If they rule that recently passed legislation has made domestic partnerships significantly similar to marriage, then that means that the Legislature in fact violated the state constitution by amending an initiative passed by the voters. Article II, Section 10(c) of the California Constitution states “The Legislature may amend or repeal referendum statutes. It may amend or repeal an initiative statute by another statute that becomes effective only when approved by the electors unless the initiative statute permits amendment or repeal without their approval.”
And while this should result in the dissolution of domestic partner laws, it could also result in the termination of Prop 22. This would not necessarily make same-sex marriage legal.
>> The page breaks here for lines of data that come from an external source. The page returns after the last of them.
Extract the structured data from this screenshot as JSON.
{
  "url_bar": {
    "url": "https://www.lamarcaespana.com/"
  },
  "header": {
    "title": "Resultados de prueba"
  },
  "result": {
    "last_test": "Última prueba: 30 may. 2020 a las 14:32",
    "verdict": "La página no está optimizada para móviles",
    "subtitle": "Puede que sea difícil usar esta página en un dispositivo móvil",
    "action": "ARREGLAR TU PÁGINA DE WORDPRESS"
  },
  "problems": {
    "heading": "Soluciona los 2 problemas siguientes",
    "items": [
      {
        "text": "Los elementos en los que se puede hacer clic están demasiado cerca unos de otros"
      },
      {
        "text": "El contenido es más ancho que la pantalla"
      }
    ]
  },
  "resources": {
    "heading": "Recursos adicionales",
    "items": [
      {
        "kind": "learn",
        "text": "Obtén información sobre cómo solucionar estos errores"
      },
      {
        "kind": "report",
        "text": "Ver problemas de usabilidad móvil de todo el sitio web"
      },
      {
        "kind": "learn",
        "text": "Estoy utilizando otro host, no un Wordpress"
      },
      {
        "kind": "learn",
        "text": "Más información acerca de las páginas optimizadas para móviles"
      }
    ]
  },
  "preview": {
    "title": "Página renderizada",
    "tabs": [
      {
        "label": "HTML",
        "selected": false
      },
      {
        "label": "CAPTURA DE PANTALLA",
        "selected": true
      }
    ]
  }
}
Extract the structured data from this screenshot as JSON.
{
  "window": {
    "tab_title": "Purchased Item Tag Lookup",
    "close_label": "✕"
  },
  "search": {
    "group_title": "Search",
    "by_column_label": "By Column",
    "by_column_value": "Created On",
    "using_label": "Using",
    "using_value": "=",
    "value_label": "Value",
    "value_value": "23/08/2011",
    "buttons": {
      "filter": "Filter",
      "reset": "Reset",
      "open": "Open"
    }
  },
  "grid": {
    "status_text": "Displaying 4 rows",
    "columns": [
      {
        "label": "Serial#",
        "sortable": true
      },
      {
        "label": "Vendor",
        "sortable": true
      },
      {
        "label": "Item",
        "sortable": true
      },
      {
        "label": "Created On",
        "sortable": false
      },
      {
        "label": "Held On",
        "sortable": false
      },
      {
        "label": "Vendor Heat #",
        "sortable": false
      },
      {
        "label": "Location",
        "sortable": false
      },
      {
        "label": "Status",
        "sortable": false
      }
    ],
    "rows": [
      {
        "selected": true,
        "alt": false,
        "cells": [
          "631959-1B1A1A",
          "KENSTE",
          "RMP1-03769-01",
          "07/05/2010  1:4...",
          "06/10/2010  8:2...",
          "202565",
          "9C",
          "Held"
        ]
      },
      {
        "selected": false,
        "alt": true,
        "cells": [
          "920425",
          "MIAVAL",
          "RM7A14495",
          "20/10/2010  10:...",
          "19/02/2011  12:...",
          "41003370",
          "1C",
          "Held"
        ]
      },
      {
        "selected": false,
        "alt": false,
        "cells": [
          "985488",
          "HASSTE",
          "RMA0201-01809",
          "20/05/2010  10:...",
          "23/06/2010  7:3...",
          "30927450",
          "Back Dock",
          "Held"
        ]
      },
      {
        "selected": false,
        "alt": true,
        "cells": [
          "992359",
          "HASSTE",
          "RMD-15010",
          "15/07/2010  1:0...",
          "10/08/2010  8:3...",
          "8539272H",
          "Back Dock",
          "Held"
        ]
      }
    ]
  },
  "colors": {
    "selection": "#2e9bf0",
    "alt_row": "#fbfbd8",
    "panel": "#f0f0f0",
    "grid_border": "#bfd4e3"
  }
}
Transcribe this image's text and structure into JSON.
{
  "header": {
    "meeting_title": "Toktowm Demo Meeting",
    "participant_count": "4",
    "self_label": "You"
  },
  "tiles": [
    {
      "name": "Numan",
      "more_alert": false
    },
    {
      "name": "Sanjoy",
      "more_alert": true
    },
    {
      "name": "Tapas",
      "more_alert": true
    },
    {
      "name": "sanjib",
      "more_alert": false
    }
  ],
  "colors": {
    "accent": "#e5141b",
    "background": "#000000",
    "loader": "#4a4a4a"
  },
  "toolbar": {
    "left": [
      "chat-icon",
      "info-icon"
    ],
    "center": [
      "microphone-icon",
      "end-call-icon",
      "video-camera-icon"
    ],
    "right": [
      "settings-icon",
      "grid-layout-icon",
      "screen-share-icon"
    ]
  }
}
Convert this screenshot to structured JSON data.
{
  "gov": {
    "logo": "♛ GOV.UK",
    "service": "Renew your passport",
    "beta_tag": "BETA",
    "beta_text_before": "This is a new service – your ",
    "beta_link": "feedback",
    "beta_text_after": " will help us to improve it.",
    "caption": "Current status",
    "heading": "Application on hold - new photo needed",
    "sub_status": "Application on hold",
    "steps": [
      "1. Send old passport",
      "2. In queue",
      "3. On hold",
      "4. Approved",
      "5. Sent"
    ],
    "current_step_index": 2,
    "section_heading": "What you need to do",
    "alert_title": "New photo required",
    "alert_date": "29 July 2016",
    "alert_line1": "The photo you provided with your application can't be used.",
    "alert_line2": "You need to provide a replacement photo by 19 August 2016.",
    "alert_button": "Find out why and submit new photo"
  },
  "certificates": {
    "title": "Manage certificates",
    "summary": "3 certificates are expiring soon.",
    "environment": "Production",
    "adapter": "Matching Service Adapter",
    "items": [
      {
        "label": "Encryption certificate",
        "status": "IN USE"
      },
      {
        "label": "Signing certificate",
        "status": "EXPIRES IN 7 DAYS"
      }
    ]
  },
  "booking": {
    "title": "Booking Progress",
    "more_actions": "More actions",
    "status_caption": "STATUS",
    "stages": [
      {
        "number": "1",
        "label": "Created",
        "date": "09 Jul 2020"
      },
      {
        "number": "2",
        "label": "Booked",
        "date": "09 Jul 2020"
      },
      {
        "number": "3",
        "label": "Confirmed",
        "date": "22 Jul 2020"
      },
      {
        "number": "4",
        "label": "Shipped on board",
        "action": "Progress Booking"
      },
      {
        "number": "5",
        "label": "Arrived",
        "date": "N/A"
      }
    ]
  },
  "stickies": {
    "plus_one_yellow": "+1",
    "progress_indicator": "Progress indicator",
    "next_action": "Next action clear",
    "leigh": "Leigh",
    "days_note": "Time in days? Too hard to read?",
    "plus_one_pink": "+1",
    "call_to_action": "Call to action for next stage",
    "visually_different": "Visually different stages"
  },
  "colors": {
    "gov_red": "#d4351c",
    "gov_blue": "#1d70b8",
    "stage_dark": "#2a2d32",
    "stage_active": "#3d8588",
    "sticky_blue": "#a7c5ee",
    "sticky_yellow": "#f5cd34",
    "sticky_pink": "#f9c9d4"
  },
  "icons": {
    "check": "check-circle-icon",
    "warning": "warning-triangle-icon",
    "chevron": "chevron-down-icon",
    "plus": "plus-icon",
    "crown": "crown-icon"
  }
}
But by eliminating the ban on such unions, it would open the door for the legislature to pass legislation making them legal.
On the other hand, if the court rules that domestic partnerships are not similar to marriage, then this will undermine the basis of Judge Kramer’s argument in that the passage of AB 25 & AB 205 do not constitute a significant change in public policy in regards to marriage and does not violate the separate but equal clause. Such a ruling should keep Prop. 22 in place, but may solidify the constitutionality of domestic partnerships in California.
What can we do?
Neither of the above mentioned scenarios are win-win. Both represent partial victories that would also open the door to the redefining and undermining of the institution of marriage. The only way to fully protect marriage in the State of California is by passing a constitutional amendment to protect marriage.
Currently there are two amendments that have received title and summery by the Attorney General’s office. One is offered by VoteYesMarriage.com and the other by ProtectMarriage.com. I encourage you to visit both of their websites and review the language of their respective amendments. Please support one or the other, or even both!
If nothing else, the facts laid out in this commentary should serve as proof that the only way we are going to fully protect marriage is by codifying it in law as a part of our state constitution.